Vendredi 25 juillet
La Table de la Reynerie 🥣
Rédigé par Charline Poullain
Elles se sont rencontrées grâce à l'association Les Déterminés. Voilà qui leur va bien (crédit : Nab Photographie).
Dans le cadre de la requalification de la Reynerie, quatre femmes vont ouvrir un restaurant afro-méditerranéen. Un financement participatif est lancé.
Le projet
- Le quartier de la Reynerie est en pleine requalification. En octobre prochain, La Table de la Reynerie sera l'un des commerces qui ouvrira dans le centre commercial à côté de la place Abbal, à la sortie du métro.

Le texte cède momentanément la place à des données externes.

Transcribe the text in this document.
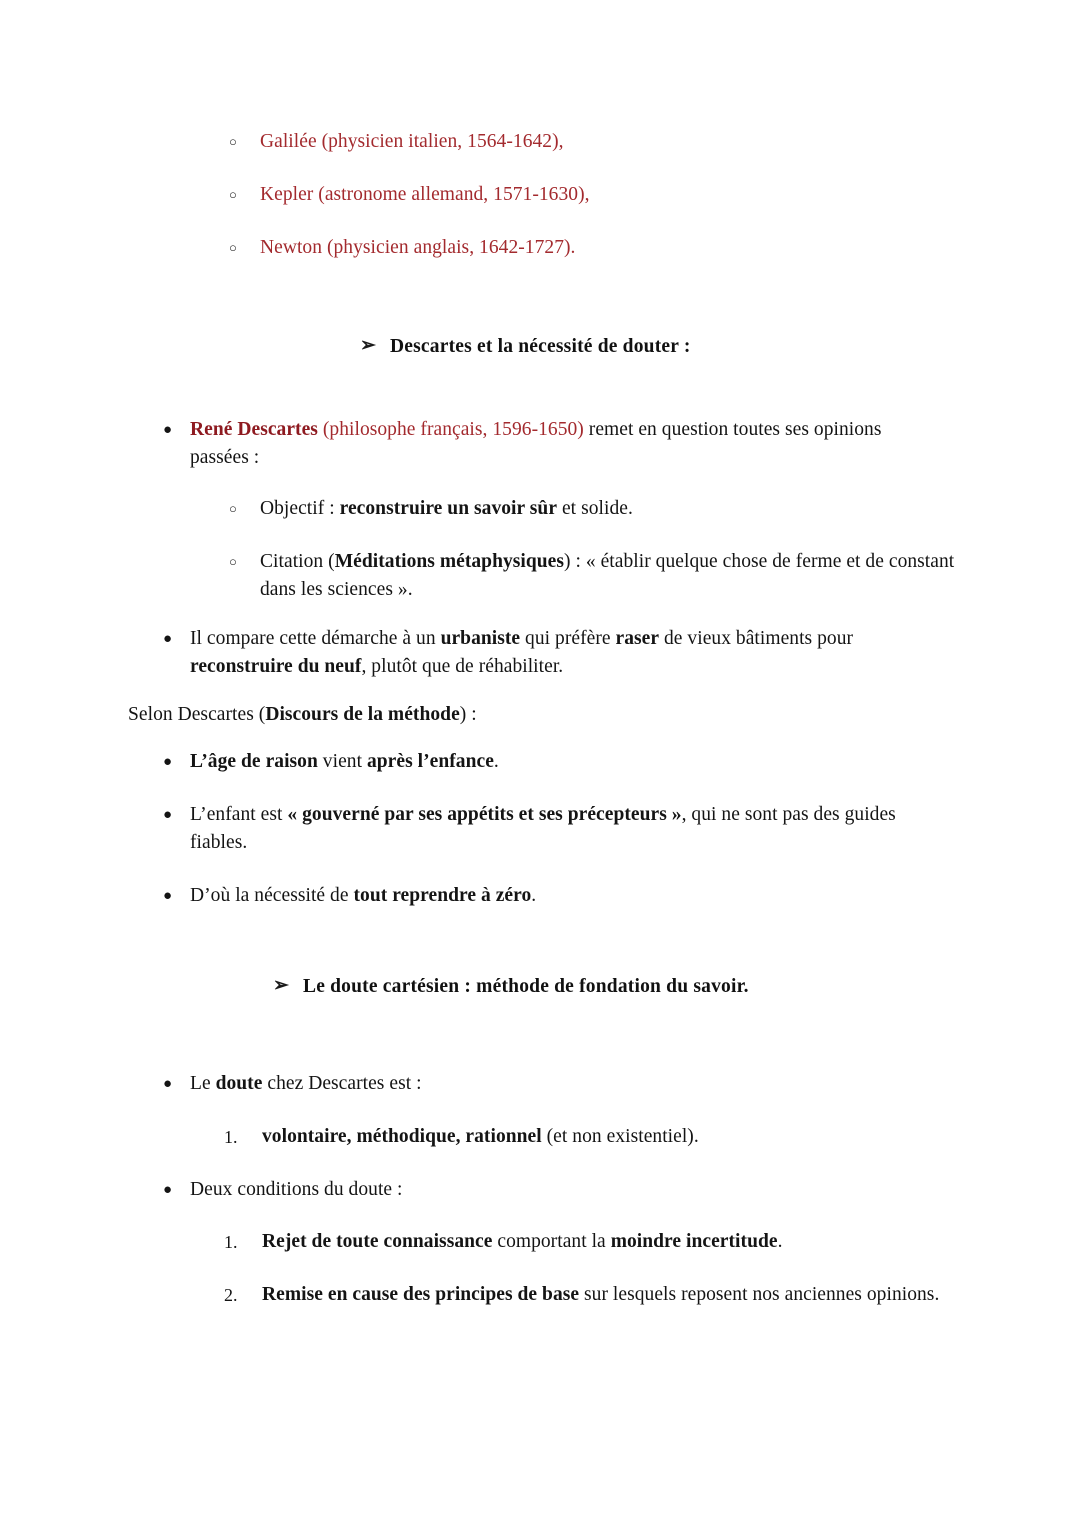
○
Galilée (physicien italien, 1564-1642),
○
Kepler (astronome allemand, 1571-1630),
○
Newton (physicien anglais, 1642-1727).
➢ Descartes et la nécessité de douter :
●
René Descartes (philosophe français, 1596-1650) remet en question toutes ses opinions passées :
○
Objectif : reconstruire un savoir sûr et solide.
○
Citation (Méditations métaphysiques) : « établir quelque chose de ferme et de constant dans les sciences ».
●
Il compare cette démarche à un urbaniste qui préfère raser de vieux bâtiments pour reconstruire du neuf, plutôt que de réhabiliter.
Selon Descartes (Discours de la méthode) :
●
L’âge de raison vient après l’enfance.
●
L’enfant est « gouverné par ses appétits et ses précepteurs », qui ne sont pas des guides fiables.
●
D’où la nécessité de tout reprendre à zéro.
➢ Le doute cartésien : méthode de fondation du savoir.
●
Le doute chez Descartes est :
1.	volontaire, méthodique, rationnel (et non existentiel).
●
Deux conditions du doute :
1.	Rejet de toute connaissance comportant la moindre incertitude.
2.	Remise en cause des principes de base sur lesquels reposent nos anciennes opinions.
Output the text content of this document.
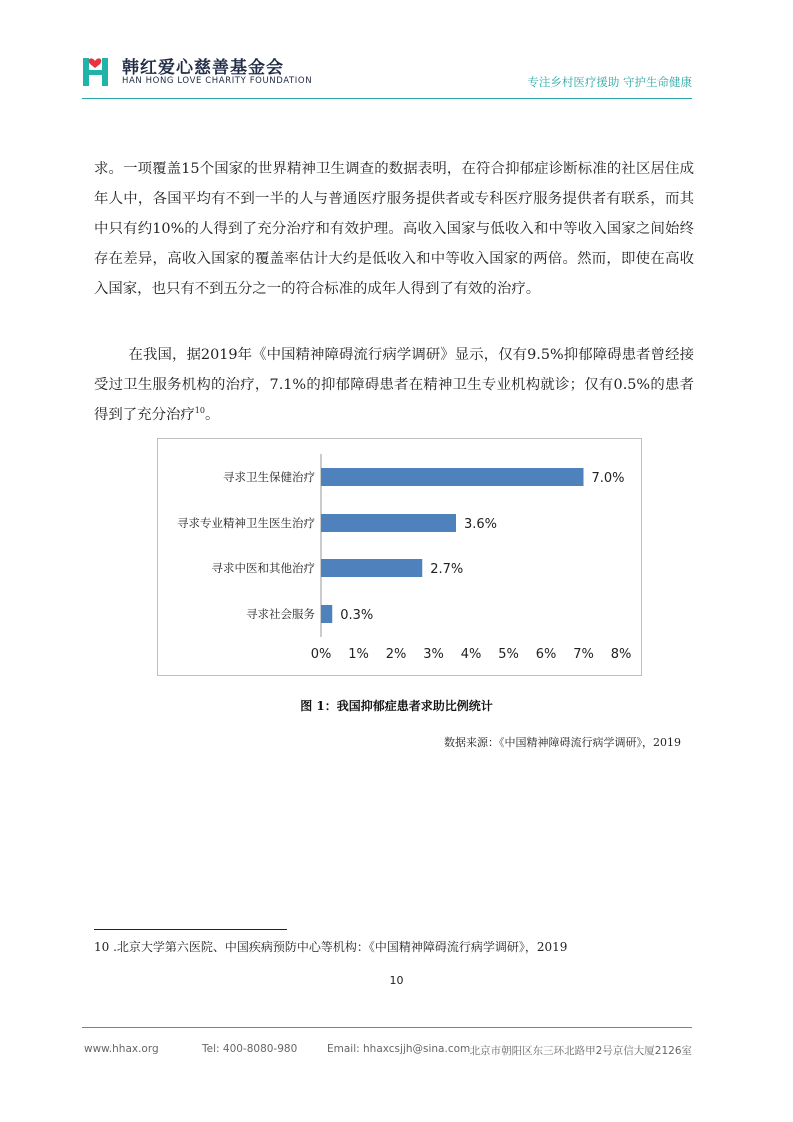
韩红爱心慈善基金会
HAN HONG LOVE CHARITY FOUNDATION	专注乡村医疗援助 守护生命健康

求。一项覆盖15个国家的世界精神卫生调查的数据表明，在符合抑郁症诊断标准的社区居住成年人中，各国平均有不到一半的人与普通医疗服务提供者或专科医疗服务提供者有联系，而其中只有约10%的人得到了充分治疗和有效护理。高收入国家与低收入和中等收入国家之间始终存在差异，高收入国家的覆盖率估计大约是低收入和中等收入国家的两倍。然而，即使在高收入国家，也只有不到五分之一的符合标准的成年人得到了有效的治疗。

在我国，据2019年《中国精神障碍流行病学调研》显示，仅有9.5%抑郁障碍患者曾经接受过卫生服务机构的治疗，7.1%的抑郁障碍患者在精神卫生专业机构就诊；仅有0.5%的患者得到了充分治疗$^{10}$。

寻求卫生保健治疗	7.0%
寻求专业精神卫生医生治疗	3.6%
寻求中医和其他治疗	2.7%
寻求社会服务 0.3%
0% 1% 2% 3% 4% 5% 6% 7% 8%
图 1：我国抑郁症患者求助比例统计
数据来源：《中国精神障碍流行病学调研》，2019
10 .北京大学第六医院、中国疾病预防中心等机构：《中国精神障碍流行病学调研》，2019
10
www.hhax.org	Tel: 400-8080-980	Email: hhaxcsjjh@sina.com 北京市朝阳区东三环北路甲2号京信大厦2126室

- Ce restaurant afro-méditerranéen a été pensé par quatre femmes, Alphée Adimi, Keltoum Hassainia, Marie Fomo et Stecy Ramos, qui ont été distinguées par le dispositif Les Talents de nos Quartiers.
- Elles proposeront « une cuisine afro-méditerranéenne, halal, 100 % faite maison, avec des produits frais, en priorité en circuits courts. L’idée, c’est de faire écho à la diversité du quartier », rapporte l’agence de presse du club de la presse d’Occitanie, Mon Quartier Ma Life, implantée dans le quartier.
Etat des lieux
- Les fondatrices ont déjà un local 88 m2 pour 30 places assises. « Il est livré brut, tout reste à faire, de l’aménagement à la cuisine », explique Alphée Adimi, chargée du développement des partenariats et de la coordination.
- « Nous sommes en pleine phase de financement. On a lancé une cagnotte en ligne, avec un objectif entre 3 000 € et 5 000 €, pour les premières dépenses : dépôt de garantie, matériel, début de communication... » Elles ont déjà collecté plus de 1 200€ et la cagnotte reste ouverte jusqu’à fin août.
- « En parallèle, nous avons déposé des dossiers pour obtenir des prêts d’honneur et des financements bancaires. »
En supplément
- L’enseigne porte en elle une dimension sociale : « Nous prévoyons d’embaucher et de former des femmes du quartier, passionnées de cuisine, mais sans avoir forcément les diplômes ou les moyens de se professionnaliser ».
- « Dans les trois premières années, on espère embaucher entre 3 et 4 femmes. À terme, on aimerait en accompagner certaines vers leur propre activité en traiteur. »
- Entre les lignes, il est aussi question pour les employées, comme pour les clientes, de se réapproprier un espace dans le quartier.